Fig. 1 is an explanatory diagram showing the general configuration of a waste incinerator incorporating a waste heat boiler, Fig. 2 is an explanatory diagram showing the control system of this waste incinerator, and Figs. 3 a to c are illustrations of the combustion It is an explanatory view showing a burning pattern of the garbage on the grid. 1... Garbage input hopper, 2... Crane, 3... Drying grate, 4... Combustion grate, 5... Rotating kiln, 6
... Combustion chamber, 7... Waste heat boiler, 8... Weight scale, 9a,
9b... Combustion air flow meter, 10... Combustion air temperature detector, 11... Furnace temperature control air flow meter, 12,
13...Pressure gauge that measures the upper and lower pressures of the combustion grate, 14...Boiler feed water temperature detector, 15...Flow meter that measures the amount of boiler steam, 16...Temperature detector that detects the boiler outlet gas temperature, Hu...Garbage lower calorific value, G...garbage input amount, F...combustion air flow rate, BC
…Amount of air for furnace temperature control, BD…Amount of combustion air, TB…

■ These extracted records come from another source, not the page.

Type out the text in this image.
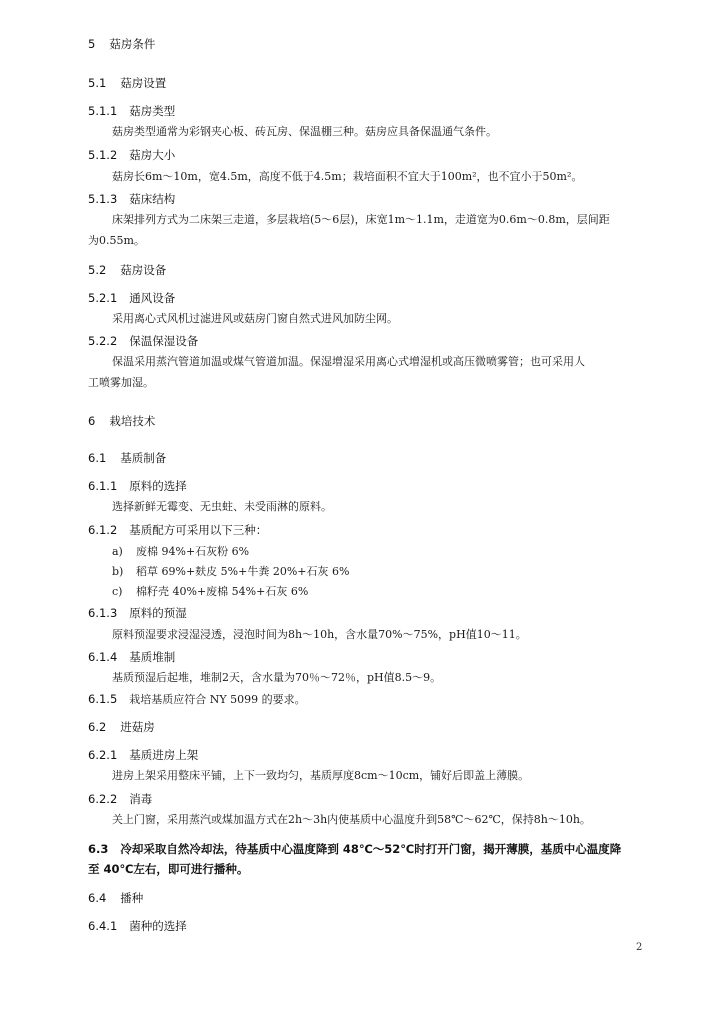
5 菇房条件
5.1 菇房设置
5.1.1 菇房类型
菇房类型通常为彩钢夹心板、砖瓦房、保温棚三种。菇房应具备保温通气条件。
5.1.2 菇房大小
菇房长6m～10m，宽4.5m，高度不低于4.5m；栽培面积不宜大于100m²，也不宜小于50m²。
5.1.3 菇床结构
床架排列方式为二床架三走道，多层栽培(5～6层)，床宽1m～1.1m，走道宽为0.6m～0.8m，层间距
为0.55m。
5.2 菇房设备
5.2.1 通风设备
采用离心式风机过滤进风或菇房门窗自然式进风加防尘网。
5.2.2 保温保湿设备
保温采用蒸汽管道加温或煤气管道加温。保湿增湿采用离心式增湿机或高压微喷雾管；也可采用人
工喷雾加湿。
6 栽培技术
6.1 基质制备
6.1.1 原料的选择
选择新鲜无霉变、无虫蛀、未受雨淋的原料。
6.1.2 基质配方可采用以下三种：
a) 废棉 94%+石灰粉 6%
b) 稻草 69%+麸皮 5%+牛粪 20%+石灰 6%
c) 棉籽壳 40%+废棉 54%+石灰 6%
6.1.3 原料的预湿
原料预湿要求浸湿浸透，浸泡时间为8h～10h，含水量70%～75%，pH值10～11。
6.1.4 基质堆制
基质预湿后起堆，堆制2天，含水量为70％～72％，pH值8.5～9。
6.1.5 栽培基质应符合 NY 5099 的要求。
6.2 进菇房
6.2.1 基质进房上架
进房上架采用整床平铺，上下一致均匀，基质厚度8cm～10cm，铺好后即盖上薄膜。
6.2.2 消毒
关上门窗，采用蒸汽或煤加温方式在2h～3h内使基质中心温度升到58℃～62℃，保持8h～10h。
6.3 冷却采取自然冷却法，待基质中心温度降到 48℃～52℃时打开门窗，揭开薄膜，基质中心温度降
至 40℃左右，即可进行播种。
6.4 播种
6.4.1 菌种的选择
2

Boiler feed water temperature, TG...boiler outlet gas temperature,
TA... Combustion air temperature, P1, P2... Pressure, 17...
Hu calculation device, 18... Signal, 19... Dry grate drive device, 20... Computation device, 22... Computation device for combustion pattern estimation, 23... Combustion air amount detector.

Claims (1)

[Claims] 1. Calculate the heat balance of the incinerator system, which includes the furnace body and the waste heat boiler as an attached equipment, to determine the lower calorific value of the waste, and then calculate the amount of heat inside the incinerator from this lower calorific value and the target steam generation amount of the boiler. Determine the amount of waste to be fed into the combustion area, determine the corresponding basic waste feed rate of the drying grate, give that signal to the drying grate drive device, and adjust the waste combustion pattern on the combustion grate to the combustion area. If this combustion pattern estimate exceeds the upper limit of the appropriate range to maintain an optimal refuse combustion pattern, as estimated from indirect measurements of area, the drying grate speed should be increased by a fixed percentage above the basic refuse feed rate. In addition, if the temperature falls below the lower limit of the above appropriate range, a correction signal is given to the drying grate drive device to lower it by a certain ratio, thereby maintaining the waste combustion pattern in the combustion stage in an optimal state and stabilizing the amount of steam generated by the boiler. A method for controlling a waste incinerator, characterized in that the waste incinerator is controlled as follows.